State lags in repairing bad roads, bridges
By RICK BRUNDRETT
Special to the Chronicle
The state has spent $15.6 million repairing Lexington County roads.
Those are state roads only and represent 42.6% of promised county paving projects.
The money comes from increased gas taxes and other vehicle fees.
State roads in Columbia and Richland County have received $15.7 million in repairs.
That's 43.6% of the repairs needed and promised.
The pace of fixing pothole-riddled roads should have increased over the summer.
Department of Transportation records show less than half of estimated projects were done.
As of Sept. 30, 29 of the state’s 46 counties didn’t break the 50% mark.

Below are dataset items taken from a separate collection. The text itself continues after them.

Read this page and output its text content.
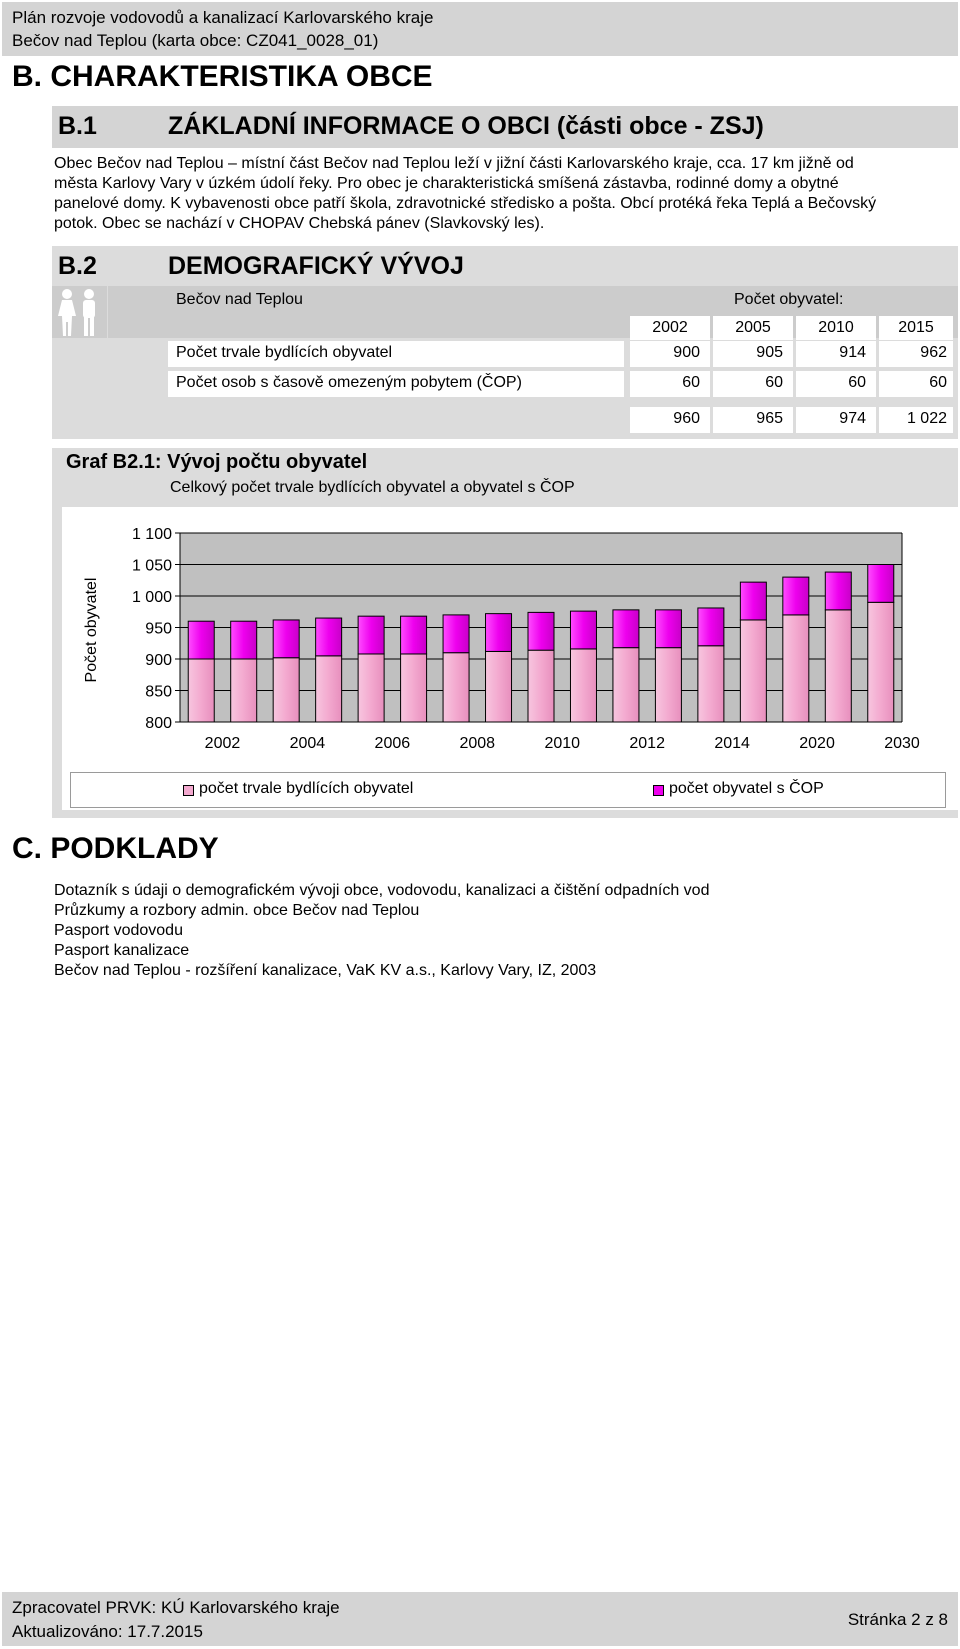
Plán rozvoje vodovodů a kanalizací Karlovarského kraje
Bečov nad Teplou (karta obce: CZ041_0028_01)
B. CHARAKTERISTIKA OBCE
B.1	ZÁKLADNÍ INFORMACE O OBCI (části obce - ZSJ)
Obec Bečov nad Teplou – místní část Bečov nad Teplou leží v jižní části Karlovarského kraje, cca. 17 km jižně od
města Karlovy Vary v úzkém údolí řeky. Pro obec je charakteristická smíšená zástavba, rodinné domy a obytné
panelové domy. K vybavenosti obce patří škola, zdravotnické středisko a pošta. Obcí protéká řeka Teplá a Bečovský
potok. Obec se nachází v CHOPAV Chebská pánev (Slavkovský les).
B.2	DEMOGRAFICKÝ VÝVOJ
Bečov nad Teplou	Počet obyvatel:
2002	2005	2010	2015
Počet trvale bydlících obyvatel	900	905	914	962
Počet osob s časově omezeným pobytem (ČOP)	60	60	60	60
960	965	974	1 022
Graf B2.1: Vývoj počtu obyvatel
Celkový počet trvale bydlících obyvatel a obyvatel s ČOP
Počet obyvatel
800
850
900
950
1 000
1 050
1 100
2002	2004	2006	2008	2010	2012	2014	2020	2030
počet trvale bydlících obyvatel	počet obyvatel s ČOP
C. PODKLADY
Dotazník s údaji o demografickém vývoji obce, vodovodu, kanalizaci a čištění odpadních vod
Průzkumy a rozbory admin. obce Bečov nad Teplou
Pasport vodovodu
Pasport kanalizace
Bečov nad Teplou - rozšíření kanalizace, VaK KV a.s., Karlovy Vary, IZ, 2003
Zpracovatel PRVK: KÚ Karlovarského kraje
Aktualizováno: 17.7.2015
Stránka 2 z 8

DOT continues to sit on $626.5 million collected since the gas-tax-hike law took effect in 2017.
That's more than 43% of the $1.44 billion in collected revenues.
The 10 highest-paid road contractors with gas-tax-hike revenues each received millions more.
This raised questions about whether the contractors were tied up on other projects.
In raising the state gas tax 12 cents a gallon over 6 years and other vehicle taxes, lawmakers promised the funds would be used to fix the state’s crumbling roads and bridges.
DOT has said 80% of the state’s 42,000 miles of roads need resurfacing or rebuilding.
It identified 465 out of 750 “structurally deficient” bridges to be replaced.
But as of Sept. 30, DOT had identified 3,773 miles of “pavements” projects in the state’s 46 counties, which represented only 11% of the miles needing to be resurfaced or rebuilt.
DOT earmarked $258.6 million, or 17%, for interstate widenings – not repairing bad roads and bridges.